Seasoned educator Larry Cuban captures recent history of for-profit ventures into the education market with wisdom and keen insight. Despite continued failure, little has stopped corporate raiders from looking to gain a bigger chunk of the public money that funds education.
Cuban chronicles a number of ill-fated efforts to make the point and then offers this analysis.
I could give many more examples of for-profit corporations seeking to make money from operating schools through performance contracting when districts were flush with federal funds from the Elementary and Secondary Education Act in the late-1960s and early 1970s–but I won’t. Failure in doing what seemed to be a fairly straightforward job–raise student test scores–proved undoable by some of the best and brightest business leaders of the day.

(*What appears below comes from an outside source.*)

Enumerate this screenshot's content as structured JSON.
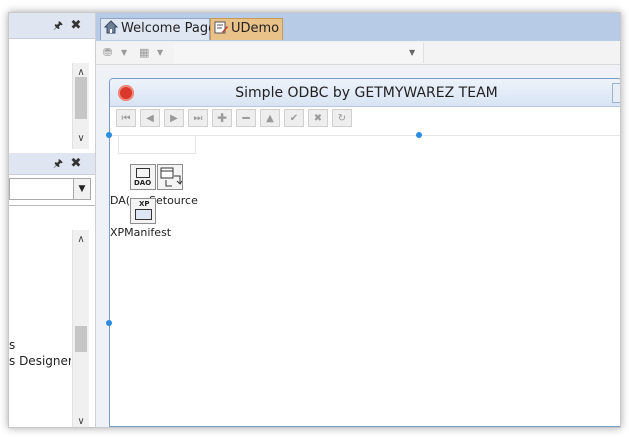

The problem is that applying business practices always sounds so appealing, in theory. Since everyone has gone to school, immediately rendering them experts, and most have graduated on to corporate jobs, expanding their expertise, all the corporate clap-trap starts to seem applicable in all aspects of life. In reality, however, the results continue to prove otherwise, but the allure never quite loses its luster.
The truth is market terms like competition, disruptive innovation, and efficiency really do not work at all in education the way they seem to in the business world. There are a whole host of reasons why this remains true.
Cuban finishes with a flourish, illuminating the K12 Inc. stock shorting story, explaining that destiny almost guarantees a boon for Whitney Tilson. More than that, Cuban explains that successful companies profiting in the education marketplace typically avoid the great hubris. They provide products and services for schools; they do not try to take over schools.